The first thing you’ll need to get started is the latest JDK 8. Download it from http://www.oracle.com/technetwork/java/javase/downloads/jdk8-downloads-2133151.html.
Follow the instructions in the installer.
After the JDK finishes installing, you’ll need to set the Path and JAVA_HOME environment variables. This tells Forge where you’ve installed Java. To do this (in Windows 10), right-click the start menu and go to System. Then, scroll down until you see System Info.
Click that, and in the window that pops up, click on advanced system settings.
Click the Environment Variables… button. In system variables, edit the Path variable or create it if you don’t have it. Add the path to the bin folder of the jdk you just installed. This should look something like this: C:\Program Files\Java\jdk1.8.0_172\bin. DO NOT DELETE ANY OTHER VALUES IN THIS VARIABLE. Doing so could mess up your computer! Next, click OK. Now, create the JAVA_HOME system variable. The path that goes into this one should be exactly the same as the last one, except for the lack of \bin. It should look something like this: C:\Program Files\Java\jdk1.8.0_172. After you create it, click OK in all the boxes. Congrats! Java is completely set up!
The next step is to download Eclipse. Eclipse is the IDE we will be using for these tutorials. You can also use IntelliJ IDEA, but we will only be covering Eclipse. Go to http://www.eclipse.org/ to download Eclipse. You can use their installer, or you can download a package (my preferred method).
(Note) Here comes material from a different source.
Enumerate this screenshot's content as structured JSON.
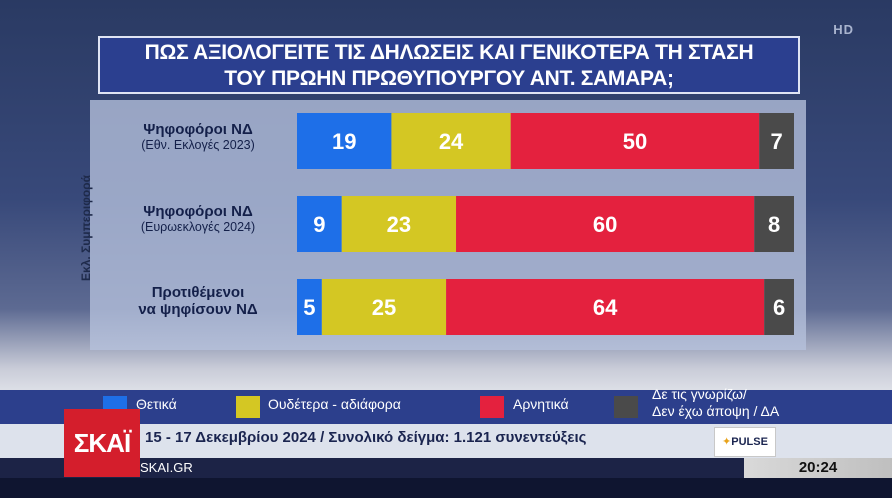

Whichever one you choose, make sure to get the Eclipse IDE for Java EE Developers.
To install a package, simply download the zip from http://www.eclipse.org/downloads/eclipse-packages/ and extract it to a folder of your choosing. Now that Eclipse is installed, let’s install Forge!
First, you’ll need to go to http://files.minecraftforge.net/. Download the latest MDK (NOT the installer!). Extract the zip to any directory. Open a command prompt in that directory and enter this command: “gradlew setupDecompWorkspace eclipse” (without the quotes). This sets up the Minecraft development environment for Eclipse, and it may take a while, so be patient!
Almost there! To finish setting up, we need to open up Eclipse. Create a new workspace wherever you want, and when the welcome screen shows up, go to the workbench. In this tutorial, we will be using a multi-project setup. This won’t be too useful now, but when you start making your own mods, it will be great, because you won’t have to re-install the MDK every time you want to make a new mod.
To do this, you first have to create a new project in Eclipse by right-clicking in the Project Explorer and clicking New > Project… > Java Project. This will be where all the code for your mod resides.
Create two new source folders by right-clicking the project and going to New > Source Folder. Name them src/main/java and src/main/resources. Make sure to check “Update exclusion filters in other source folders to solve nesting”, or Eclipse will not let you create the folders. When this is done, you can delete the default src folder.
Now, go to File > Import… > General > Existing Projects into Workspace. Browse to where you extracted your MDK. A project should appear. Click Finish to import Forge into the workspace. You should rename this project to something nice, like Forge 1.12.2.
In order for our project to use Forge, we have to add it to the build path. Right-click the TutorialMod package and go to Build Path > Configure Build Path. Go to the projects tab and click Add, then select the Forge 1.12.2 project. Click OK, then Apply and Close. Then go to the build path properties of the Forge 1.12.2 project. In the Order and Export tab, select all and apply and close.
Finally, we need to set up launch configurations. To do this, select the TutorialMod project and go to Run > Run Configurations. Under Java Application, create two new run configurations. Name them something like TutorialClient and TutorialServer. In TutorialClient, set the main class as GradleStart, and in TutorialServer, set it as GradleStartServer. In the Arguments tab of TutorialClient, under program arguments, you can specify a user with the flags –username=<your e-mail address> –password=<your password>.
Once both configurations are finished, you can now run Minecraft from Eclipse! Make sure to edit the eula.txt file to say true if you want to run a server.
Congratulations! You’ve set up everything you need to start developing Minecraft Forge mods!